If we plug $(1)$ into your initial estimate, we find $$\begin{align}\mathbf{E}[(f(x + δu) − f(x))u]&\approx \delta \mathbb{E}\left[u u^T \nabla f(x)\right]\\ &=\delta \mathbb{E}\left[u u^T \right]\nabla f(x)\\ &=\frac\delta d \nabla f(x) \end{align} $$ where we used in the second line the fact that $\nabla f(x)$ is not random. The desired estimate follows from multiplying both sides by $d/\delta$.

Then you ask

Furthermore, I would appreciate very much if somebody could explain [...] if we only know the value of $f$ at $x$, how can we use the information of $f(x+\delta u)$ to estimate $\nabla f(x)$?
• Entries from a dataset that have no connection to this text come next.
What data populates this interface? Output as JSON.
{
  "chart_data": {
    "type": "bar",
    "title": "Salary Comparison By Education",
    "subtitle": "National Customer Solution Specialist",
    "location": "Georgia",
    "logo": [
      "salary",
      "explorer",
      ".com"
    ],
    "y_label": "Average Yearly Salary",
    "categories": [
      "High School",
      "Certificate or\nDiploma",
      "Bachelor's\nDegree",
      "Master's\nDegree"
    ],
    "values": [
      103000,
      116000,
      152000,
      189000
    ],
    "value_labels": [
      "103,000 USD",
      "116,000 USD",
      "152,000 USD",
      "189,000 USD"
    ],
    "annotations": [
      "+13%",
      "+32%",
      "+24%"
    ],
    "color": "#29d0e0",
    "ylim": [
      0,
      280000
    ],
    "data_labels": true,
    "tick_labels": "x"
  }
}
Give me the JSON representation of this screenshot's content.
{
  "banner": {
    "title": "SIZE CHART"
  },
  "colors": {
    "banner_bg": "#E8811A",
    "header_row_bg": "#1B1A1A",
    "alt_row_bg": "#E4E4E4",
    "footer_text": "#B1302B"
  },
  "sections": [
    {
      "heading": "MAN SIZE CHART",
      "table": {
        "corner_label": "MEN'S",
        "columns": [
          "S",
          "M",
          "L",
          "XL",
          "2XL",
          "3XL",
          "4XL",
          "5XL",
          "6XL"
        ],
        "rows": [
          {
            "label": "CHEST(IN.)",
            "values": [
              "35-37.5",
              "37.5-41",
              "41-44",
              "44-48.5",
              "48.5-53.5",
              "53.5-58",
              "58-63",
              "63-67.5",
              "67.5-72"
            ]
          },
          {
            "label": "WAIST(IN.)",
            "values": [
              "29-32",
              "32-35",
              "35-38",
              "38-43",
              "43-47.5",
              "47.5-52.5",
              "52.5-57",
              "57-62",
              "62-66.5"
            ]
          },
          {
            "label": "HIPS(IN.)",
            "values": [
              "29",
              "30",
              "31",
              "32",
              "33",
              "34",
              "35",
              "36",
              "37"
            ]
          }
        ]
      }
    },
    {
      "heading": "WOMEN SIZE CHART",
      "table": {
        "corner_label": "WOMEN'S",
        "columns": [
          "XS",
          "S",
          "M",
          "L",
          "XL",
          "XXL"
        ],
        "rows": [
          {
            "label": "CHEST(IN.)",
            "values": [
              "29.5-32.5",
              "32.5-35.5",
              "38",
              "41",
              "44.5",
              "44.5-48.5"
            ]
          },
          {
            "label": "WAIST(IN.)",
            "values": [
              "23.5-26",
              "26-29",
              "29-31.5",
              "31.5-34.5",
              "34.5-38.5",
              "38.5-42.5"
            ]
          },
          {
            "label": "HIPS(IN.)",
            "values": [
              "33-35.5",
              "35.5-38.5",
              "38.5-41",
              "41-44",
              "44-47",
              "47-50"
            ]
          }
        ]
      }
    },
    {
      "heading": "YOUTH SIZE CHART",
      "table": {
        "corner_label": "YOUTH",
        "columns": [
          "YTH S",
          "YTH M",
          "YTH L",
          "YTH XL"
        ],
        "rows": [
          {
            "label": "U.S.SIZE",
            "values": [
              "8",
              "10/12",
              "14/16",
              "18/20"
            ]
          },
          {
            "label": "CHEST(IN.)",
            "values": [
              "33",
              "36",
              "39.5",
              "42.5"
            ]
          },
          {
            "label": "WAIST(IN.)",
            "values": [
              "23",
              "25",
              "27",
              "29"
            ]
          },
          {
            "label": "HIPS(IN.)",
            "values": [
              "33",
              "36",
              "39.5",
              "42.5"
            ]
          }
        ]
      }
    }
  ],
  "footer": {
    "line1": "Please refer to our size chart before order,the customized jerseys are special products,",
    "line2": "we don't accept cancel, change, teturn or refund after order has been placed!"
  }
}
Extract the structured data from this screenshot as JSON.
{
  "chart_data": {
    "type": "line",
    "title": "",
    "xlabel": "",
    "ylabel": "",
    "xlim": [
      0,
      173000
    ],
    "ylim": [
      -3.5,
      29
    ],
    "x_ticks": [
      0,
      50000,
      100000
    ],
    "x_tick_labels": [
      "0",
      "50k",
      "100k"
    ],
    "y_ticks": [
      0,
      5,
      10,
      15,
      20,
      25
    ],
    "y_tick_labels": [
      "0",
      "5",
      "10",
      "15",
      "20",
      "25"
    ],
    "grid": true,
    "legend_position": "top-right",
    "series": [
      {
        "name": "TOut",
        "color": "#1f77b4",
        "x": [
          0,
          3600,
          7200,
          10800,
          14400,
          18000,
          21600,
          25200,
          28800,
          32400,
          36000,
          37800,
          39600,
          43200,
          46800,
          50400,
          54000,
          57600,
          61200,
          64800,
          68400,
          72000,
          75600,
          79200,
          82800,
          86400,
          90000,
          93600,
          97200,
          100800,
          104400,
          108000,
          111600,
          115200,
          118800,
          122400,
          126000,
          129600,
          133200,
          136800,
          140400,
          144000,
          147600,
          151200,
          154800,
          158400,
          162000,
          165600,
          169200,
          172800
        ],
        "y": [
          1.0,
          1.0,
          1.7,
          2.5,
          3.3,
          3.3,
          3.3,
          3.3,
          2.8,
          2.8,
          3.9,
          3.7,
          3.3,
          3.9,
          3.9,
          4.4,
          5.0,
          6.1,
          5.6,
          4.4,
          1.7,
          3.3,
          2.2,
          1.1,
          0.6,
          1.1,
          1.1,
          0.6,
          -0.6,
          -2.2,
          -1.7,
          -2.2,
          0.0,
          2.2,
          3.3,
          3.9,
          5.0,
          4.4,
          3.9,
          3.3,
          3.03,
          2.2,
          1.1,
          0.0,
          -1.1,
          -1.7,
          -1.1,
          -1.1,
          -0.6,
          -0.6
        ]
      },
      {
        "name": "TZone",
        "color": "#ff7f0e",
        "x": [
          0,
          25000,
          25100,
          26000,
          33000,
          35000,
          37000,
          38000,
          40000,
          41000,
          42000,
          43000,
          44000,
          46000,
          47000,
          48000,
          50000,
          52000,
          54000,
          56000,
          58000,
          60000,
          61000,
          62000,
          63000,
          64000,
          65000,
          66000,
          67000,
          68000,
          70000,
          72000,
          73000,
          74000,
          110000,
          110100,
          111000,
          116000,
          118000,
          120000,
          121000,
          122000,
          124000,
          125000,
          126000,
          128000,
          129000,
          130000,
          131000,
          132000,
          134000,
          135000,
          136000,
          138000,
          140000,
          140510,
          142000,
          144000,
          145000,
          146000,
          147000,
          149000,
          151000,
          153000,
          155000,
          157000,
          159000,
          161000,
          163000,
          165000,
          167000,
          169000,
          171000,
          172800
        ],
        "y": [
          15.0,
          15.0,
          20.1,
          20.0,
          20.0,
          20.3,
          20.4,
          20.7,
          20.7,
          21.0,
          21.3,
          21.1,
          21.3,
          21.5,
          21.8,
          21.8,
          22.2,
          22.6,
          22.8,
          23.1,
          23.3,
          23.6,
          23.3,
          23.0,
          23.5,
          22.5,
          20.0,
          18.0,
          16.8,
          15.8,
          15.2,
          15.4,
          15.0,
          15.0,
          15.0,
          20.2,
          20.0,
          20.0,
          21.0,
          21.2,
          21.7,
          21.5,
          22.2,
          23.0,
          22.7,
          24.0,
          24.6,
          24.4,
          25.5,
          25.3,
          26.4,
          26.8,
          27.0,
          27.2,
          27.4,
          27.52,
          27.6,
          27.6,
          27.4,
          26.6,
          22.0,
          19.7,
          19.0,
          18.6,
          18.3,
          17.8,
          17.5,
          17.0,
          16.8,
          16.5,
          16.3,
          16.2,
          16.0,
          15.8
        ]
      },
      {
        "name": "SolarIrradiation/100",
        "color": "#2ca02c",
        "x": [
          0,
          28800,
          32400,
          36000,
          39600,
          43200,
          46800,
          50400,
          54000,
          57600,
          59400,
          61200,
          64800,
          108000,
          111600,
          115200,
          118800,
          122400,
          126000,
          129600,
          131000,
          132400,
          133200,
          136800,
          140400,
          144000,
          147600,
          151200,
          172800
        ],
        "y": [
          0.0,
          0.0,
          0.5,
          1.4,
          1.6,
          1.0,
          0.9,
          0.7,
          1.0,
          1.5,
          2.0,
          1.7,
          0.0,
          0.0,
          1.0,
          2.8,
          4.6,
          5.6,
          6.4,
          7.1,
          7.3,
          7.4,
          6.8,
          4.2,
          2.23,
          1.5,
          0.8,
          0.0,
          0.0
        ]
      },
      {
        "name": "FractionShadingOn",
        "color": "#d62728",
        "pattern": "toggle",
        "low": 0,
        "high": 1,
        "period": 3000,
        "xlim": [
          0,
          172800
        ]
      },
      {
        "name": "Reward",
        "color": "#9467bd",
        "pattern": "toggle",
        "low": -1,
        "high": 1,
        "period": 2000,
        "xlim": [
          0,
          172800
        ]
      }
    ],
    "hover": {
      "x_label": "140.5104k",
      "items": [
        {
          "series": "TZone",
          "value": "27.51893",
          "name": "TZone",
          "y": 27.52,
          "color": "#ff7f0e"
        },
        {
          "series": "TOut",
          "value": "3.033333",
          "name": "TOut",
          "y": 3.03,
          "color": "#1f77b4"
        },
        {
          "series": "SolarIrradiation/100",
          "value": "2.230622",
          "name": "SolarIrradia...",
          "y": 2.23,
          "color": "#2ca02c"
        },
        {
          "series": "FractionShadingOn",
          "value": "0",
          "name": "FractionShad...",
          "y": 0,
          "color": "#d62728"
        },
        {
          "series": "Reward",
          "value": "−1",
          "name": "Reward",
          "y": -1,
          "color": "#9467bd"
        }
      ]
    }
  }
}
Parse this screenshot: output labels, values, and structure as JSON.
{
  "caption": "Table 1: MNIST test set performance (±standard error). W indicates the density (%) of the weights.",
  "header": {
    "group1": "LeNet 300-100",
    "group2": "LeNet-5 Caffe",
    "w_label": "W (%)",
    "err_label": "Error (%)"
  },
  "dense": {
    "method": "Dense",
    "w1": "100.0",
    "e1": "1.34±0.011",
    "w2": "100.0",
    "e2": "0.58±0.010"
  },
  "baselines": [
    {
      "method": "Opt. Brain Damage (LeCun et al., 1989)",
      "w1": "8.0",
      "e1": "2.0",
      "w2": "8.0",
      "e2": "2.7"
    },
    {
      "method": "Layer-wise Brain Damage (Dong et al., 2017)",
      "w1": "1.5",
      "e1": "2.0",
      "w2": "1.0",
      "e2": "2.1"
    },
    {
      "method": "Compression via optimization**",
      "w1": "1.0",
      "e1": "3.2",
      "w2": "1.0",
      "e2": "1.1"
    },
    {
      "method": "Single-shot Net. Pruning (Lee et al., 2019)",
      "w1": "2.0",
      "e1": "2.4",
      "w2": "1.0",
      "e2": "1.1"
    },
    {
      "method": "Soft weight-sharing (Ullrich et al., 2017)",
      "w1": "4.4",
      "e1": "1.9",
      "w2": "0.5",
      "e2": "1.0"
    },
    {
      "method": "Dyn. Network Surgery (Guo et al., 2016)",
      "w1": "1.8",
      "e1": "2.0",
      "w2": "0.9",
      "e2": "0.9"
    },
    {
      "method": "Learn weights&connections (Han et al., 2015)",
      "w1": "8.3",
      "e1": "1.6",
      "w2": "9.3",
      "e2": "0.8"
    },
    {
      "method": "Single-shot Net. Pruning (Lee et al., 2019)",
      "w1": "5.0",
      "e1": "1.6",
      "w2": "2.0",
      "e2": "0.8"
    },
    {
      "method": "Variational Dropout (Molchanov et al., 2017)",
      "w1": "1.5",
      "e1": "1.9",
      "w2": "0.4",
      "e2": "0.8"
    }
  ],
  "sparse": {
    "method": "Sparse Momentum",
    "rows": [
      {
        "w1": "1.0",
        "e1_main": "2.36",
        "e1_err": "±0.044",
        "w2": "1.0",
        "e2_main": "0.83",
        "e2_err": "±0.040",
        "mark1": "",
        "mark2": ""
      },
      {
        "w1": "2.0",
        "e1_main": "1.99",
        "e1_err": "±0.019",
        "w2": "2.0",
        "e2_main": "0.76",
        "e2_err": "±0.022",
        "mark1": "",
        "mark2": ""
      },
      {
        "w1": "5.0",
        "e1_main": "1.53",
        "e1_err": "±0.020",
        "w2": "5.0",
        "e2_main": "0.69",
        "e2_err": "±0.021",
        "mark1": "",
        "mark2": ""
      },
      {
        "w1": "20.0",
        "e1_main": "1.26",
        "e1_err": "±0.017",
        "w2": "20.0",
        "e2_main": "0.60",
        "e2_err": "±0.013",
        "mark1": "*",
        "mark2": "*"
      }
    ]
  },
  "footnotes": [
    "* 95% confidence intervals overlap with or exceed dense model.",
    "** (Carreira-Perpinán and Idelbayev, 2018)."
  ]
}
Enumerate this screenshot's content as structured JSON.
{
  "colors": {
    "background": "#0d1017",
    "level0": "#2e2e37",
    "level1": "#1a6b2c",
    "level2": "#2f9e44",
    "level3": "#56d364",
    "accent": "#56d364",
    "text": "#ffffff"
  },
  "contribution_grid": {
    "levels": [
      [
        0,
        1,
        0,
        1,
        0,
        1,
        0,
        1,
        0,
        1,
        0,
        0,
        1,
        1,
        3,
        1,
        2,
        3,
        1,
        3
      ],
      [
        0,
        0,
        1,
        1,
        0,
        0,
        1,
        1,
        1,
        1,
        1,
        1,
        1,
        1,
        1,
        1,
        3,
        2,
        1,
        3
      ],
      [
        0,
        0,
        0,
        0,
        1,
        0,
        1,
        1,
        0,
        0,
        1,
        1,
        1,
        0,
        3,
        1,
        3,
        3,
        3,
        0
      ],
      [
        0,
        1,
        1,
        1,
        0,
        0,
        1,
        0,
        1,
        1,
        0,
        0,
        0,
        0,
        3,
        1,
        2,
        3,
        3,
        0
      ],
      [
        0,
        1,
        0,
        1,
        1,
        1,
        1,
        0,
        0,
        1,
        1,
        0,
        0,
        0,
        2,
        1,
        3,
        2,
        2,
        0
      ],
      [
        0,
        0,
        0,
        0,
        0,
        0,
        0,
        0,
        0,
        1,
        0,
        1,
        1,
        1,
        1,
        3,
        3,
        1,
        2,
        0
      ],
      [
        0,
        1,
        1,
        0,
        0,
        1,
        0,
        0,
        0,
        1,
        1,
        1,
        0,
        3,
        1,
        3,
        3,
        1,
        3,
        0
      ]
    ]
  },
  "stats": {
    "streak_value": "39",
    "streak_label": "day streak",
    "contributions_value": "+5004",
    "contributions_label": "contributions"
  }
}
The idea is that by "one point estimate of the gradient", we don't mean that the only information we have is $f(x)$, but rather that we want to build an estimator $\hat g$ of the gradient $g:=\nabla f(x)$ which requires only one evaluation of $f$ to be computed (because $f$ is a blackbox function which is costly to evaluate many times). The above discussion tells us that such an estimator $\hat g$ is given by $$\hat g := \frac d\delta \cdot f(x+\delta u)u $$ where $u$ is one realization of the uniform distribution on the sphere. We see that $\hat g$ satisfies our requirements as it only requires to evaluate $f$ at $(x+\delta u)$ one time and it satisfies $\mathbb E[\hat g]=g$.